Giving Compass' Take:

• Sharon Lurye reports on new research that found that student data was readily available for sale in spite of federal laws intended to protect student privacy.

• How can federal laws that attempt to protect student data be improved? How should schools factor student privacy into their EdTech decisions? 

• Find out how Chinese companies are acquiring American student data.


Strict federal privacy laws protect the private information of students. But those laws only apply to schools. As a new report from Fordham University shows, there are more than a dozen private brokers in the U.S. that can freely sell student data.

These brokers advertise lists of students with all manner of specific characteristics, from home-schooled Christians to teenage girls interested in birth control. However, even after years of research, the authors of the study found it almost impossible to find out where the student data on these lists came from.

“It’s a black-box, opaque marketplace,” said Cameron Russell, a co-author of the study, which was published on June 6 by Fordham’s Center on Law and Information Policy.

The study found 14 companies that market student data to commercial interests. Researchers were careful to search for brokers who stated that they had access to “student” data, not just to data on children generally.

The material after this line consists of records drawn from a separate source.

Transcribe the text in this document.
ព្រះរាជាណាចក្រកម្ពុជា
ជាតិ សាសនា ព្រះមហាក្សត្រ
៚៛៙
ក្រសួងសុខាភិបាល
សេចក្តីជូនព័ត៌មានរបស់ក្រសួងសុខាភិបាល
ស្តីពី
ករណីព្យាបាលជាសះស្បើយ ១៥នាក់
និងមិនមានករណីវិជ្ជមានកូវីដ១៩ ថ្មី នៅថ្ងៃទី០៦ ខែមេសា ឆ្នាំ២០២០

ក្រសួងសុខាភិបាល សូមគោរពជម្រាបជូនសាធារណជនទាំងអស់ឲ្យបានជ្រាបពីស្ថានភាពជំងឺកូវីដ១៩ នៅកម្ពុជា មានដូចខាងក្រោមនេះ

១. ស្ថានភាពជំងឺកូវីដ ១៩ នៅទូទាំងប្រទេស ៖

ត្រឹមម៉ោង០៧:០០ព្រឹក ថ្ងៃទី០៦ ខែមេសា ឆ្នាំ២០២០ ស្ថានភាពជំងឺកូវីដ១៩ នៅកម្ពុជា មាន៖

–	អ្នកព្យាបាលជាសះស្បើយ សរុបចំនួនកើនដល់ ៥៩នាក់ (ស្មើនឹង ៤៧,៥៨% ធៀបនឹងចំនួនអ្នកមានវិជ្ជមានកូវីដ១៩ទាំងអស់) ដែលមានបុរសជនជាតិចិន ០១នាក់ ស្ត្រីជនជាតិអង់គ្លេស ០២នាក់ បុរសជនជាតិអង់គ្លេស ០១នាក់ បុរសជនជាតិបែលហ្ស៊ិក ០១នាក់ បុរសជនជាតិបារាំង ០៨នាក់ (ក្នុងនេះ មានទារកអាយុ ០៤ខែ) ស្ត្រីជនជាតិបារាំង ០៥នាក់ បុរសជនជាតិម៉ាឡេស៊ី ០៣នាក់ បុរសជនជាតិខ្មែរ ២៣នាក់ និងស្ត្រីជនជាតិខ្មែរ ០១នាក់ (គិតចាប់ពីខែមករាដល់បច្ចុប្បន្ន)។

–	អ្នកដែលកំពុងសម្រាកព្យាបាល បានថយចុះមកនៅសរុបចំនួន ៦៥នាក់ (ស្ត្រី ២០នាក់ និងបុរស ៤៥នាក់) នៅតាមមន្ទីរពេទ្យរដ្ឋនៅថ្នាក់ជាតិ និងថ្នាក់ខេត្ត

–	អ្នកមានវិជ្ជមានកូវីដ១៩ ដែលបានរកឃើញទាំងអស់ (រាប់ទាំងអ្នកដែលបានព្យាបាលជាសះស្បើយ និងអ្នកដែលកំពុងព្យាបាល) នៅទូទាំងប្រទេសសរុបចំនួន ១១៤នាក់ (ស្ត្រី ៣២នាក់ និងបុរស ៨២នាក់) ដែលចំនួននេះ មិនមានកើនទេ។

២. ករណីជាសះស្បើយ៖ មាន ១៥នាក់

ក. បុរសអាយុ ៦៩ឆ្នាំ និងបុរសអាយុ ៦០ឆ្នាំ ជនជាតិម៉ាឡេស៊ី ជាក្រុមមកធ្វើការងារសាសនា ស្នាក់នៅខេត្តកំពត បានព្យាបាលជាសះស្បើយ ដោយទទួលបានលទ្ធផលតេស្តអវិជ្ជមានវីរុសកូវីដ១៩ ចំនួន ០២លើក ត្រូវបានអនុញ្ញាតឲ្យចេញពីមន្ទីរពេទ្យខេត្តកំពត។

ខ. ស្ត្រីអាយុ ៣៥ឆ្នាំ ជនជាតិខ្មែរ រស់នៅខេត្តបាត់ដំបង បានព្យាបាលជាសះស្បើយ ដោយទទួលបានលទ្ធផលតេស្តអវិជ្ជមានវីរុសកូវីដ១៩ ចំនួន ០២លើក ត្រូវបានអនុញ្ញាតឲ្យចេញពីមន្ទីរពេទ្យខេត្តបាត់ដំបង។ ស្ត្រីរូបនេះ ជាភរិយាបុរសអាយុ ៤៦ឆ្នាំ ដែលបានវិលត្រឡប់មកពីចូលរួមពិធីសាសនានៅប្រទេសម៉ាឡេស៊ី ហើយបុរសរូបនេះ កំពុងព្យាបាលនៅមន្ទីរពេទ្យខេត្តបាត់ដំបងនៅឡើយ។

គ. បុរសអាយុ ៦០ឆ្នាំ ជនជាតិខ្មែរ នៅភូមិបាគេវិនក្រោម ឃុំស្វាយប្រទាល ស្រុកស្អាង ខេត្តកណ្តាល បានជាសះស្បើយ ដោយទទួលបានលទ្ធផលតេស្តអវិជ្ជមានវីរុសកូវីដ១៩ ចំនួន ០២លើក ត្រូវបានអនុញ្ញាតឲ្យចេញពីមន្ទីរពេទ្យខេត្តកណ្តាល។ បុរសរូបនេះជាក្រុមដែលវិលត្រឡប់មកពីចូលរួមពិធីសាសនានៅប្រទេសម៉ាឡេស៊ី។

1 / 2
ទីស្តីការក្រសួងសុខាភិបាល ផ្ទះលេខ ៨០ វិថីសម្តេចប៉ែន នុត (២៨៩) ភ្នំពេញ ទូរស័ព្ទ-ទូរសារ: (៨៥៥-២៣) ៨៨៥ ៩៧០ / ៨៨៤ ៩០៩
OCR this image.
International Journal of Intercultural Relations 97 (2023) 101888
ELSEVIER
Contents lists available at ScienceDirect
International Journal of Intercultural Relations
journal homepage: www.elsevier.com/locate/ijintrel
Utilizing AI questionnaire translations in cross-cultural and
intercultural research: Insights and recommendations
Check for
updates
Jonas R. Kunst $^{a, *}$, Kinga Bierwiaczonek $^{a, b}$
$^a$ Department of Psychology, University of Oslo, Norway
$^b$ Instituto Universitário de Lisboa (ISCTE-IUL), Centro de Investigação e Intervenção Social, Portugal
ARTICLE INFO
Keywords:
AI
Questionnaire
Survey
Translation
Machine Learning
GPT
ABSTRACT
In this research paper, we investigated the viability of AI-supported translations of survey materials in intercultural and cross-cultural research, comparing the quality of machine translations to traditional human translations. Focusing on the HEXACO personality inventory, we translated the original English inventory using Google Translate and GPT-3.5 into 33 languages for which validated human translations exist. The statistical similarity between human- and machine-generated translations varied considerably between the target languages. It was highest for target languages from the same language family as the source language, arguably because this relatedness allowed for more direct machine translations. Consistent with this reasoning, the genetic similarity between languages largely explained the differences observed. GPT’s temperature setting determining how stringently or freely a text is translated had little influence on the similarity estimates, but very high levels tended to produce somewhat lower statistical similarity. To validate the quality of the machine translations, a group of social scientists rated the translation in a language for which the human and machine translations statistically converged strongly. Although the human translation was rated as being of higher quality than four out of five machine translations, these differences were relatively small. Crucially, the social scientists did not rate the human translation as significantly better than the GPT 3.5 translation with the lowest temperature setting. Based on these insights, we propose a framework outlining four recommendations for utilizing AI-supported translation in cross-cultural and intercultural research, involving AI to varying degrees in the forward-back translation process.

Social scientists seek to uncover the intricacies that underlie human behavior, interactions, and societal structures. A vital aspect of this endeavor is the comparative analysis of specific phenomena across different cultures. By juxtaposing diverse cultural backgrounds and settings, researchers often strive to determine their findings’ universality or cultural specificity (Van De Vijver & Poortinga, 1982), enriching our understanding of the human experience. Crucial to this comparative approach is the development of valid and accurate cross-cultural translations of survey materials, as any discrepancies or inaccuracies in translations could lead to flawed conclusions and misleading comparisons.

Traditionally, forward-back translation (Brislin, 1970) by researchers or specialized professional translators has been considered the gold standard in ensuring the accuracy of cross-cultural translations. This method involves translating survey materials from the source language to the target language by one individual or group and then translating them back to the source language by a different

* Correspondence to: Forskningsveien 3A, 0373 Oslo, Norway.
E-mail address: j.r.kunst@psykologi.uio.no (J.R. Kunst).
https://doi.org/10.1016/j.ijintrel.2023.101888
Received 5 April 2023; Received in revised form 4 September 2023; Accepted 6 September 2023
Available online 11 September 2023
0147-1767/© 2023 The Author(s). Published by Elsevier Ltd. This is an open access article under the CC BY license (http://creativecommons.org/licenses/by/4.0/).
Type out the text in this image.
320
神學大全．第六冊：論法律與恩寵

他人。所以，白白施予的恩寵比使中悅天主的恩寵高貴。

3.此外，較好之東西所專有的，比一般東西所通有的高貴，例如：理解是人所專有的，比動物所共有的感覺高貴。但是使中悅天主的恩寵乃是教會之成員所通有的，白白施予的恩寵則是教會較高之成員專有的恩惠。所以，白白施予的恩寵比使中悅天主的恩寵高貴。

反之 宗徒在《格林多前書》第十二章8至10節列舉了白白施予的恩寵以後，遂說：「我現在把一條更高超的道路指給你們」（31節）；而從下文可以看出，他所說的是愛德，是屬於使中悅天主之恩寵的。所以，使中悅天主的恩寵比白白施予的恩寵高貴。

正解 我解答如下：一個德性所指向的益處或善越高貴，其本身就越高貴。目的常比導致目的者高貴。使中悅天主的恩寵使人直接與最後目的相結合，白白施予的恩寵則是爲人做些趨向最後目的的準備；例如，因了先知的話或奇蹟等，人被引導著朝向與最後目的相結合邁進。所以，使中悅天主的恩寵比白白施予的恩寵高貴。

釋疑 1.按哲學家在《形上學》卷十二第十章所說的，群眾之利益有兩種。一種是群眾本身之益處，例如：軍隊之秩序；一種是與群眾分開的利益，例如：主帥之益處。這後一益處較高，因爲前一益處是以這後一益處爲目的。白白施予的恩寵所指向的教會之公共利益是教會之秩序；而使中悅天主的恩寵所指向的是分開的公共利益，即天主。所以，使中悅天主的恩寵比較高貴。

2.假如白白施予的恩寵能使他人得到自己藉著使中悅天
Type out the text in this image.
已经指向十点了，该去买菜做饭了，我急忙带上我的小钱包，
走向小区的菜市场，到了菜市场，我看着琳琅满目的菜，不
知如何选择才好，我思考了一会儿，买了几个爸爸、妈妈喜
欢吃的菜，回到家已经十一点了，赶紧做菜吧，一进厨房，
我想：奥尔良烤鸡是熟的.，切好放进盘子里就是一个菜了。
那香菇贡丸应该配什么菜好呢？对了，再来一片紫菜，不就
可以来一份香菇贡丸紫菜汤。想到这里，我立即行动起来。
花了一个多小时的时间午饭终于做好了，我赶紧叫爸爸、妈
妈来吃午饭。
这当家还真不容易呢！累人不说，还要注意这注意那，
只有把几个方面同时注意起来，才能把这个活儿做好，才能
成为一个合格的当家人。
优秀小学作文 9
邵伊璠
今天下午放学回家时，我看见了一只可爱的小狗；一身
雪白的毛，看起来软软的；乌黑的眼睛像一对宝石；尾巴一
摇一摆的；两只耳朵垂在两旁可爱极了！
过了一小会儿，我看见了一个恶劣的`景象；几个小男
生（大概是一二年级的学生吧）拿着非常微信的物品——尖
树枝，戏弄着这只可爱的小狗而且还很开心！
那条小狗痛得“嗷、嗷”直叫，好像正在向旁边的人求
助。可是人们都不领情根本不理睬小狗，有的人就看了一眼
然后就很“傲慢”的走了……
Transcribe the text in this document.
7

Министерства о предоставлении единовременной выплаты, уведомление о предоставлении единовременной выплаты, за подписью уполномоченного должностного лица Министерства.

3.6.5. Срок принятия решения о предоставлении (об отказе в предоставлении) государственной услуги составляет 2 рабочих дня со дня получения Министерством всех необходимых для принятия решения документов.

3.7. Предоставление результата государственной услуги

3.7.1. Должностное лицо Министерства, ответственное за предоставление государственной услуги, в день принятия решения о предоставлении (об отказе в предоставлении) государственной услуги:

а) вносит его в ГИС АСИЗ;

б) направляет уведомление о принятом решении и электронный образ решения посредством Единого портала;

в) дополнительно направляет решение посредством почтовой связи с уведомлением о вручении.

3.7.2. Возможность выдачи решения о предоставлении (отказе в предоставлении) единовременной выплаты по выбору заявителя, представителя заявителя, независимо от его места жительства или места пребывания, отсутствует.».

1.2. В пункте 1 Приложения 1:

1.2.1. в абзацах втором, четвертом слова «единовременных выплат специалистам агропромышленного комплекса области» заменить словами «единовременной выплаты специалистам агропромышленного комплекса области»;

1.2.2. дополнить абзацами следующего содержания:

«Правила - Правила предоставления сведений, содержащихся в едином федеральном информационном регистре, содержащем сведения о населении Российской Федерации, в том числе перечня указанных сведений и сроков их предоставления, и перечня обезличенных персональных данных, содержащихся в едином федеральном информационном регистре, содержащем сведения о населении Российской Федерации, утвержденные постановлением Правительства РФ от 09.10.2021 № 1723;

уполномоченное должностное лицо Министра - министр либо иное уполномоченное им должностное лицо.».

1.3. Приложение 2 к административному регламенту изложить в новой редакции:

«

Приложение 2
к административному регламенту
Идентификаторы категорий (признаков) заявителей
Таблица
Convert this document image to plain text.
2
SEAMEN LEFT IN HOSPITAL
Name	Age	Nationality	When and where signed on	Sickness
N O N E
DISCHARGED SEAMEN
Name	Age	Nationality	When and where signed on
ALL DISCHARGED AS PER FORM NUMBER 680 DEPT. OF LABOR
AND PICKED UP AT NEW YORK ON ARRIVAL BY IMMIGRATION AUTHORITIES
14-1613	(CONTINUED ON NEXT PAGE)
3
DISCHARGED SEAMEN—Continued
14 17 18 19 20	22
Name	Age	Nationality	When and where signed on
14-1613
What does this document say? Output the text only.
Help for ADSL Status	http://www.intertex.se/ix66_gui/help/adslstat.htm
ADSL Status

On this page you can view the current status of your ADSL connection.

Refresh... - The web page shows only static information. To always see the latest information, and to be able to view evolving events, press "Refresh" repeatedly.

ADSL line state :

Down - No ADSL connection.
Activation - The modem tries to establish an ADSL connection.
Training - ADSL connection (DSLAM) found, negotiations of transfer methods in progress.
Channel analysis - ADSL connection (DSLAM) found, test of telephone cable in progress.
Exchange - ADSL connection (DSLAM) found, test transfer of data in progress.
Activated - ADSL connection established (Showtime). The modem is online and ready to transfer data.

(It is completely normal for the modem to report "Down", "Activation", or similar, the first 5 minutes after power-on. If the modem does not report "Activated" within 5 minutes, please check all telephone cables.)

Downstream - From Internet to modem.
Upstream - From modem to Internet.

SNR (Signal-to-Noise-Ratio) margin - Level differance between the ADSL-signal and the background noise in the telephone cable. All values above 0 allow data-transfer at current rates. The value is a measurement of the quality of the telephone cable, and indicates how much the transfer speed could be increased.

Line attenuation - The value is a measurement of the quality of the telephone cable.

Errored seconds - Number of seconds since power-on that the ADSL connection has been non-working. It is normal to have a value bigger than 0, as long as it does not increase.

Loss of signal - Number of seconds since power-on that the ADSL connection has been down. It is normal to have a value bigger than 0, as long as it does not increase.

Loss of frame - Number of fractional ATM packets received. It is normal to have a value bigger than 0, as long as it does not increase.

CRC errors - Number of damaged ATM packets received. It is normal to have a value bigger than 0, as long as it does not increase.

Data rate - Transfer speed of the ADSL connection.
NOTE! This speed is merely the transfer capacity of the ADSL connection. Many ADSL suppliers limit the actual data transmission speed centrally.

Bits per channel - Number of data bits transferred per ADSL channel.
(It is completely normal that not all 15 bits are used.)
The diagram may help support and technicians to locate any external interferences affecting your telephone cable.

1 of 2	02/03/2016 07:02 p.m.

One data broker advertised mailing lists with names like “Jewish Students in New York by Education Level,” “Rich Kids of America” and “The Awkward Years – High School Students.” Researchers contacted a sales representative from this company to ask if they could buy a list of “fourteen- and fifteen-year-old girls for family planning services” – and she readily agreed. While the researchers discontinued contact as they did not actually want this list, they wrote in the report that the sales rep “relentlessly” followed up on their inquiry.